- Education: Université de Montréal
- Known for: Visual neuroplasticity; Tongue Display Unit
- Awards: Fellow of the Royal Society of Canada; Knight of the National Order of Quebec
- Scientific career
- Fields: Neuroscience, sensory substitution
- Workplaces: Université de Montréal; University of Copenhagen

= Maurice Ptito =

Maurice Ptito is a Professor of Visual Neuroscience at the School of Optometry (Université de Montréal). He is also an adjunct professor of Neurology and Neurosurgery at the Montreal Neurological Institute (McGill University) and Guest scientist at the Department of Neuroscience (University of Copenhagen). He currently holds the Harland Sanders Research Chair in Vision Science.

==Education==
Ptito studied at the Université de Montréal, where he earned a B.Sc. in Natural Sciences (1967), a B.A. in Psychology (1970), an M.Sc. in Physiological Psychology (1971), and a Ph.D. in Experimental Neuropsychology (1974) under the supervision of Bruno Cardu. He later pursued a doctorate in Health Sciences (Doctor Medicinae) in Brain Imaging at Aarhus University, Denmark (2001) with Albert Gjedde. From 1974 to 1976, he trained as a postdoctoral fellow in Neurophysiology and Psychiatry at Stanford University Medical School under Professor Karl H. Pribram.

== Career ==
Ptito has held academic and research appointments in Canada, the United States, Denmark, and Australia. He joined the Université de Montréal as Professor of Psychology in 1988, and later became Full Professor at the School of Optometry (1998–present). He has also been Adjunct Professor at the Montreal Neurological Institute since 1993.

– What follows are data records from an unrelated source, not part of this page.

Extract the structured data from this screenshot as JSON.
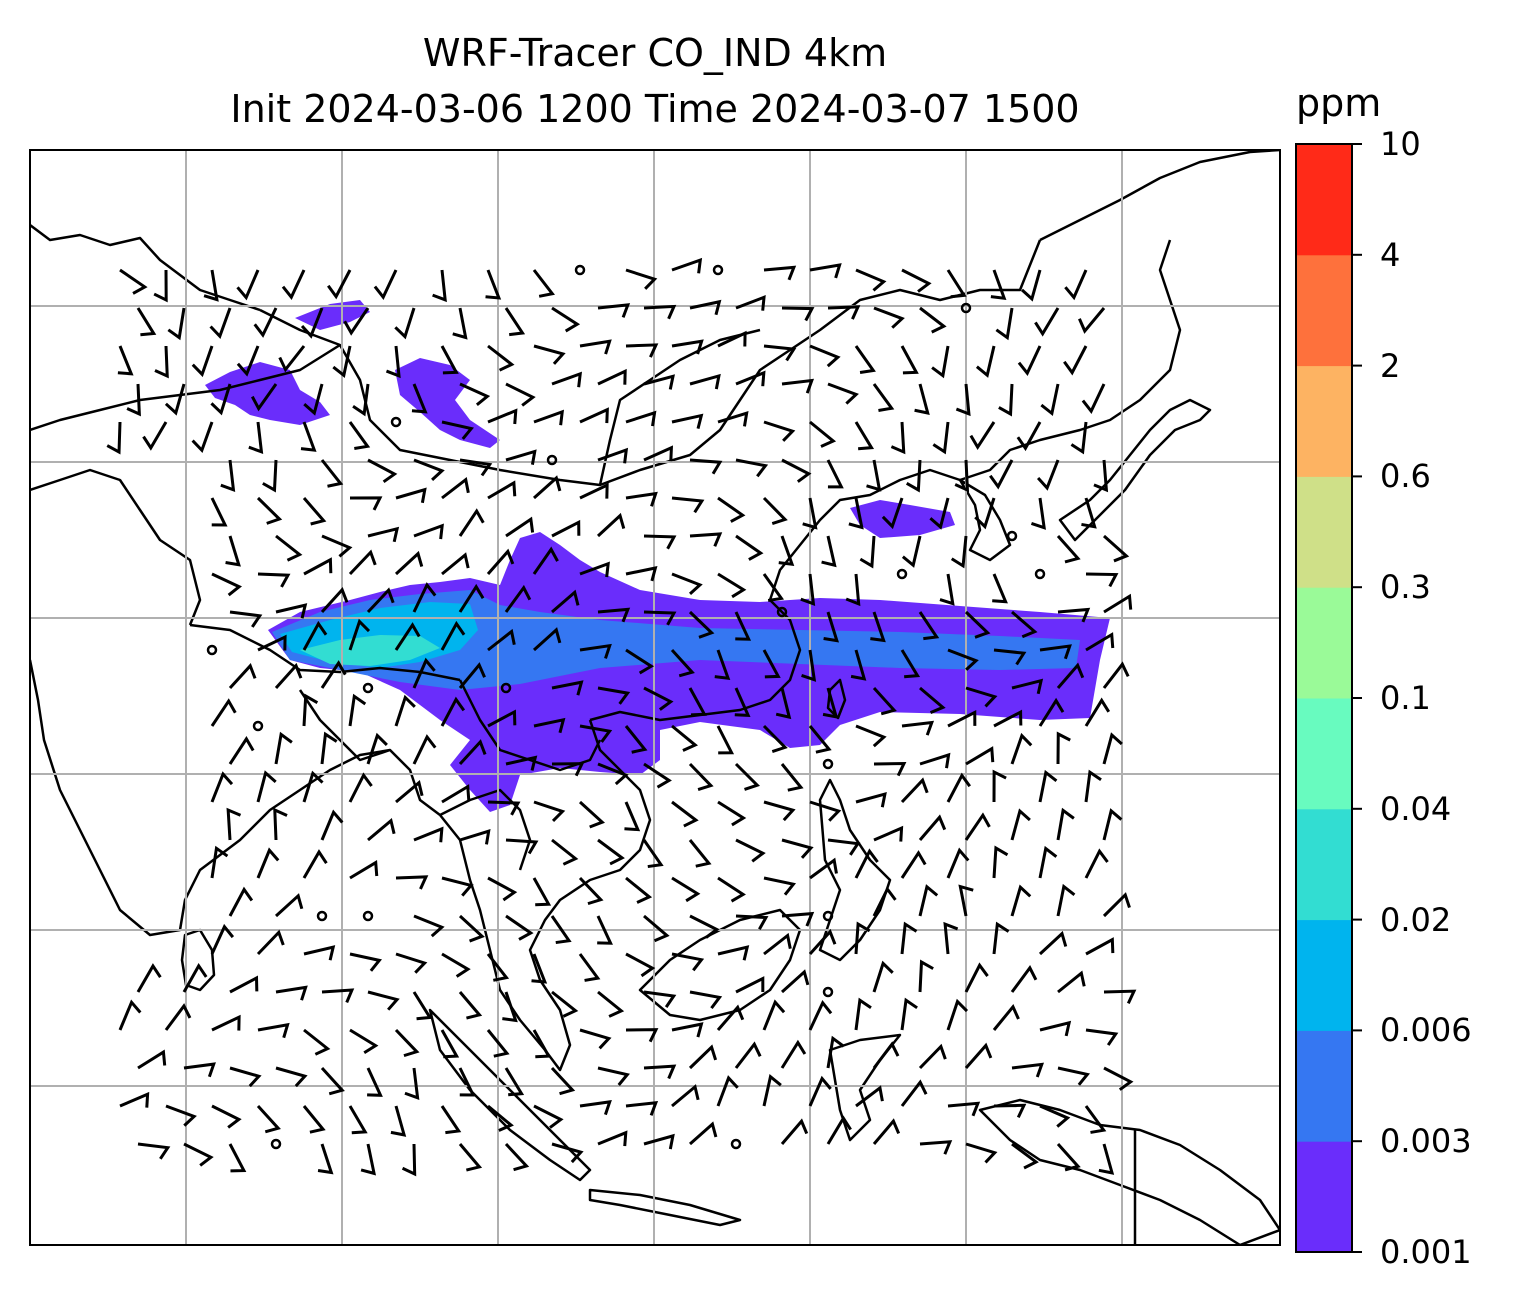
{
  "title": {
    "line1": "WRF-Tracer CO_IND 4km",
    "line2": "Init 2024-03-06 1200 Time 2024-03-07 1500"
  },
  "colorbar": {
    "unit": "ppm",
    "levels": [
      "0.001",
      "0.003",
      "0.006",
      "0.02",
      "0.04",
      "0.1",
      "0.3",
      "0.6",
      "2",
      "4",
      "10"
    ],
    "colors": [
      "#6a2dfb",
      "#3577f2",
      "#00b4ee",
      "#32ddd2",
      "#68fbbf",
      "#9afa98",
      "#cfe088",
      "#fdb362",
      "#fe713c",
      "#ff2a18"
    ]
  },
  "map": {
    "background": "#ffffff",
    "gridlines": true,
    "features": [
      "coastlines",
      "country-borders",
      "wind-barbs",
      "tracer-plume"
    ]
  }
}
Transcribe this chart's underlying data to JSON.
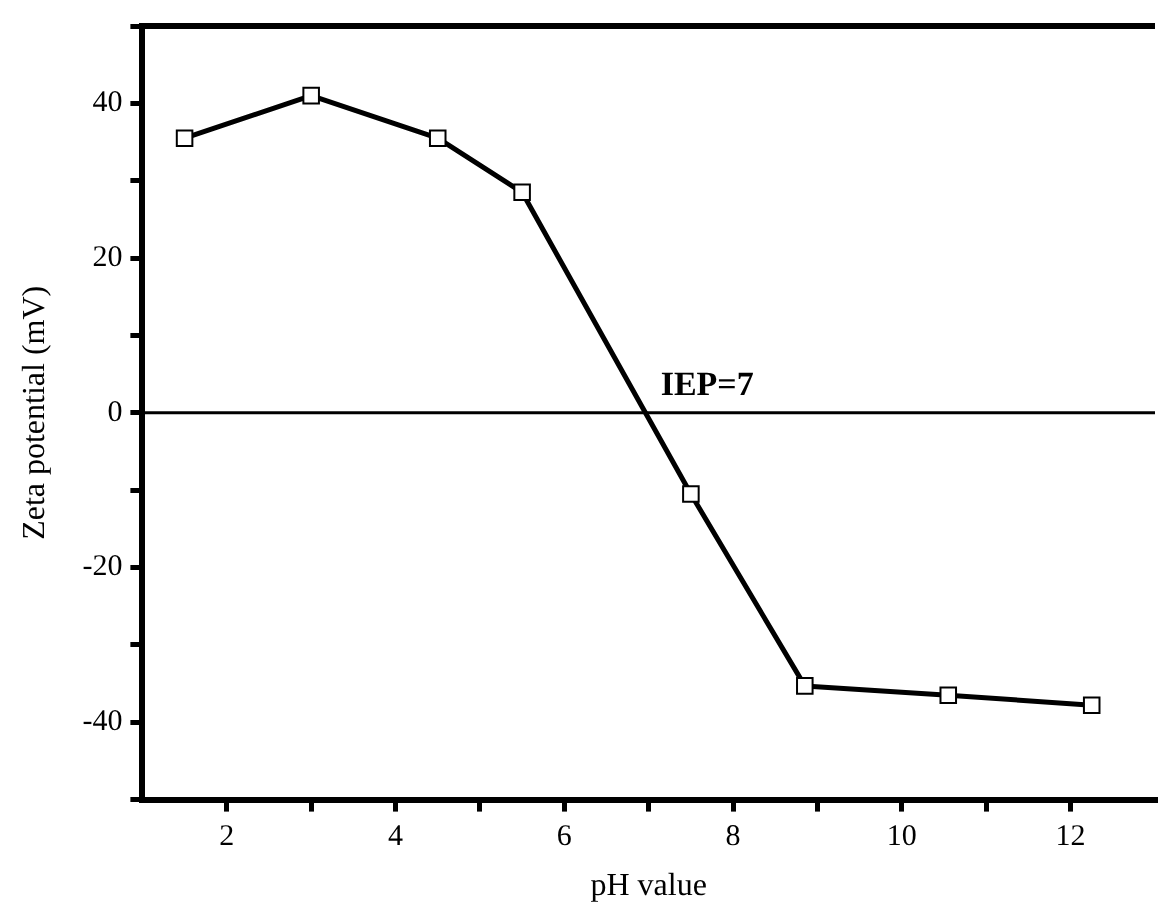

Internationally, he was Adjunct Professor at the PET Center, Aarhus University Hospital (1999–2000), Visiting Professor at the University of Sydney (1996), and Guest Professor at the University of Copenhagen (2006–2007; 2014–2017). From 2012 to 2017, he served as Senior Scientist in Neuropsychiatry at the Psychiatric Centre Copenhagen, Rigshospitalet.

== Research ==
Ptito specializes in the development and plasticity of the visual system in humans and other species. His research investigates how the brain adapts to blindness, both congenital and acquired, using methodologies such as:

- Neuroimaging: diffusion tensor imaging (DTI), voxel-based morphometry, PET, fMRI
- Electrophysiology: visually evoked potentials
- Neuromodulation: transcranial magnetic stimulation (TMS)
- Behavioral methods: psychophysics, navigation studies

He has been a pioneer in sensory substitution research, notably through his collaboration with Ron Kupers (University of Copenhagen) on the Tongue Display Unit (TDU). This device, developed by the late Professor Paul-Bach-y-Rita, transforms visual inputs into electrotactile stimulation on the tongue, showing that visual cortical areas in blind individuals can be recruited to process tactile spatial information.

== Awards and honours ==

- Fellow of the Royal Society of Canada (1998)
- Sir John William Dawson Medal, Royal Society of Canada (2001)
- Discovery of the Year, Québec Science (2001)
- Fellow, American Academy of Optometry (2004)
- Henry and Karla Hansen Award (2007)
- Fellow, Royal Society of Denmark (2010)
- Chevalier de l’Ordre National du Québec (2013)

== Publications ==
Ptito has authored or co-authored over 220 peer-reviewed scientific papers, books, book chapters, and conference presentations. His work spans neuroplasticity, blindness, sensory substitution, brain imaging, and cannabinoid neuroscience.

==Personal==
Maurice Ptito lives in Montreal (Qc, Canada) and in Copenhagen (Denmark). He has five daughters and seven grandchildren:
Zoe, Zachary, Noa, Maïka, Manou, Maël and Lilly.